Any idea why this is not working?
transform(df, All() .=> string; renamecols=false)
Isn't it supposed to apply the string function to all columns and as a result convert them? When adding ByRow it works, but an operation like this should be on entire columns not on each row.

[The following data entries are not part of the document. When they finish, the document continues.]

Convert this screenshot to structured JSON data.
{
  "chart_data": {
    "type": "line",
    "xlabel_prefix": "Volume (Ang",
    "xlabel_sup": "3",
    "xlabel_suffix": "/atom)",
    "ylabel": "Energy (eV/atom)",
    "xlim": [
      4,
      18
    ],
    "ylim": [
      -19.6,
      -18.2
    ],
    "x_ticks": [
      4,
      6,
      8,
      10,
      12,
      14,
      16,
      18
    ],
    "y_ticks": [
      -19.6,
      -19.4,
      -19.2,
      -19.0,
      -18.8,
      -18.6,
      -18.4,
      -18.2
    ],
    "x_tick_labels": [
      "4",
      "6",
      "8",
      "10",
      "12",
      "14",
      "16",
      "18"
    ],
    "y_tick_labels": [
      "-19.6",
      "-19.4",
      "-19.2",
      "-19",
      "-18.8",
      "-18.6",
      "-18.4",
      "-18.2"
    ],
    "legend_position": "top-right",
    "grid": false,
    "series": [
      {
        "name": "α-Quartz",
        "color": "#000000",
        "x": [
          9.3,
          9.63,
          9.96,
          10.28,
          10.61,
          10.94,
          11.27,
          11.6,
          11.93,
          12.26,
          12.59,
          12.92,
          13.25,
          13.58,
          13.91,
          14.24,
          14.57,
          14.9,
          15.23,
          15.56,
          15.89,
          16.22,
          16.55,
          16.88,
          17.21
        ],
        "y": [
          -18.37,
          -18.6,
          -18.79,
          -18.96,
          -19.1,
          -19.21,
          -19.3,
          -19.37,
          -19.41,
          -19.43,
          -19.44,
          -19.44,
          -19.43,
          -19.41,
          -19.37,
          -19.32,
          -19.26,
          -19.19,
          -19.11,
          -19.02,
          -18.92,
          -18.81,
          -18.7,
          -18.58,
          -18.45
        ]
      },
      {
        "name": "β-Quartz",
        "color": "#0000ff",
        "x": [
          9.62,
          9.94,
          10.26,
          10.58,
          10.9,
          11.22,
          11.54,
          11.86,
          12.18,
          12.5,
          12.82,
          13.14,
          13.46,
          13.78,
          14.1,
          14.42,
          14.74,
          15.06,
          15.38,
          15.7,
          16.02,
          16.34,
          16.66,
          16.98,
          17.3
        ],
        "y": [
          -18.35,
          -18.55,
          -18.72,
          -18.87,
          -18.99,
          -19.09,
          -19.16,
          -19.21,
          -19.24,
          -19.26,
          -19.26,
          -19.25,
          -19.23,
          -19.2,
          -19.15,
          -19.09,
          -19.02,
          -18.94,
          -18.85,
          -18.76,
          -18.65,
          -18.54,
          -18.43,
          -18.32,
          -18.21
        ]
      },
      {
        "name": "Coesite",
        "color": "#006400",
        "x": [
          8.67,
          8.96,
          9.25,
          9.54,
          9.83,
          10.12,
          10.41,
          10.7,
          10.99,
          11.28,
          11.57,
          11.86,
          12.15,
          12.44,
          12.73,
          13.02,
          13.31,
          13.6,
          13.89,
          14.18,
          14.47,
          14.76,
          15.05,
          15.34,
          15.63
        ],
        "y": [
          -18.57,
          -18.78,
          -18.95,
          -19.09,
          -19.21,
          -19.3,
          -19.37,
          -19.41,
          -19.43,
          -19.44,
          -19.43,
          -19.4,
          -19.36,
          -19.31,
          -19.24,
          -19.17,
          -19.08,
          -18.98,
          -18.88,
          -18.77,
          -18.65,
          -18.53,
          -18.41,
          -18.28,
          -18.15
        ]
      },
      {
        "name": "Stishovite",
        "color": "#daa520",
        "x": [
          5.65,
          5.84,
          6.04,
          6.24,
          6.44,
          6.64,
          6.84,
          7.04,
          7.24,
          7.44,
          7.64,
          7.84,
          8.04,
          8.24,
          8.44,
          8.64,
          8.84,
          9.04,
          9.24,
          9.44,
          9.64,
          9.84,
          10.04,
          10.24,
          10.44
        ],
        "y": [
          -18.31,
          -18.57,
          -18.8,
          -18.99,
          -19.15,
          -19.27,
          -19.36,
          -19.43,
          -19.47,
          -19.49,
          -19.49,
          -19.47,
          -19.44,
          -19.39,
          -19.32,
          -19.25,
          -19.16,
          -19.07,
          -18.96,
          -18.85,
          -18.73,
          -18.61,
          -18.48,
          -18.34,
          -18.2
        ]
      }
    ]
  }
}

What you describe works as expected. string takes a whole vector and converts it to string (the vector, not its contents). To work on elements of the vector use ByRow, as you have commented, or use broadcasting:
julia> df = DataFrame(x=1:2, y=3:4, z=5:6)
2×3 DataFrame
Row │ x y z
│ Int64 Int64 Int64
─────┼─────────────────────
1 │ 1 3 5
2 │ 2 4 6
julia> transform(df, All() .=> string; renamecols=false)
2×3 DataFrame
Row │ x y z
│ String String String
─────┼────────────────────────
1 │ [1, 2] [3, 4] [5, 6]
2 │ [1, 2] [3, 4] [5, 6]
julia> transform(df, All() .=> ByRow(string); renamecols=false)
2×3 DataFrame
Row │ x y z
│ String String String
─────┼────────────────────────
1 │ 1 3 5
2 │ 2 4 6
julia> string.(df) # broadcasting version
2×3 DataFrame
Row │ x y z
│ String String String
─────┼────────────────────────
1 │ 1 3 5
2 │ 2 4 6
The reason why in All() .=> string you still get a vector is that transform enforces that the number of rows is not changed in the result. Therefore the resulting string is reused. Note that with combine you would get a single row:
julia> combine(df, All() .=> string; renamecols=false)
1×3 DataFrame
Row │ x y z
│ String String String
─────┼────────────────────────
1 │ [1, 2] [3, 4] [5, 6]
To highlight the issue see how string operates on a vector without DataFrames.jl:
julia> string([1, 2])
"[1, 2]"